Officials: Flag mutilation law unlawful

? Nebraska Attorney General Jon Bruning and other officials have agreed the state’s flag-mutilation law is unconstitutional, siding with a Kansas-based church that stages protests outside funerals of military members.

The stance by Bruning and others, made Monday in a conference call with a federal judge, cleared the way for the judge to issue a permanent injunction preventing the state from enforcing the law.

A member of Westboro Baptist Church had filed a lawsuit challenging the constitutionality of Nebraska’s flag law, which makes it illegal to intentionally cast “contempt or ridicule” upon an American or Nebraska flag by mutilating, defacing, defiling, burning or trampling it.

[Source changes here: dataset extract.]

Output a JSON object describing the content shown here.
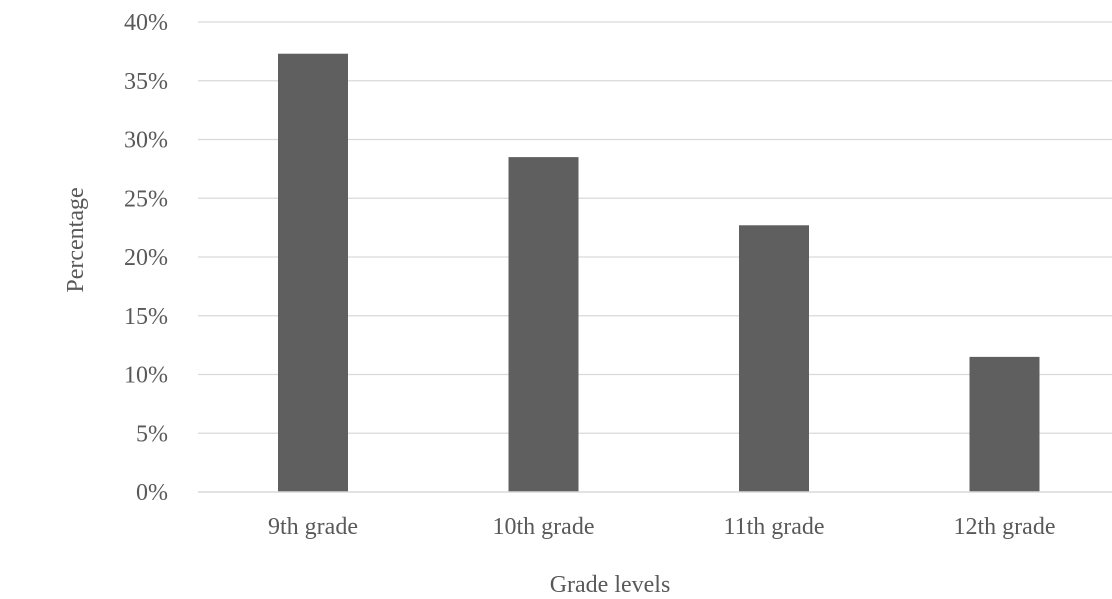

Even though a final judgment in the case is pending, Bruning and others’ agreement that the law is unconstitutional essentially settles the issue and leaves the state without a flag-mutilation law.

“I’m disappointed they rolled over so easy,” said Sarpy County Attorney Lee Polikov, who had charged a member of the church with flag mutilation. “They seemed to have neglected our concern in the fight.”

Bruning said a U.S. Supreme Court ruling two decades ago clearly rendered Nebraska’s law unconstitutional and it was just a matter of time before a lawsuit was filed that would result in the 1977 law being overturned.

“Any first-year law student understands Nebraska has to comply with rulings of the U.S. Supreme Court,” Bruning said when told of Polikov’s comments.

“I’m not going to waste the resources of the state defending a law the Supreme Court has clearly said is unconstitutional,” he added.

U.S. District Judge Richard Kopf, who issued the permanent injunction Monday, indicated his belief that the law was unconstitutional last week when he issued a temporary injunction preventing the state from enforcing the law against the church.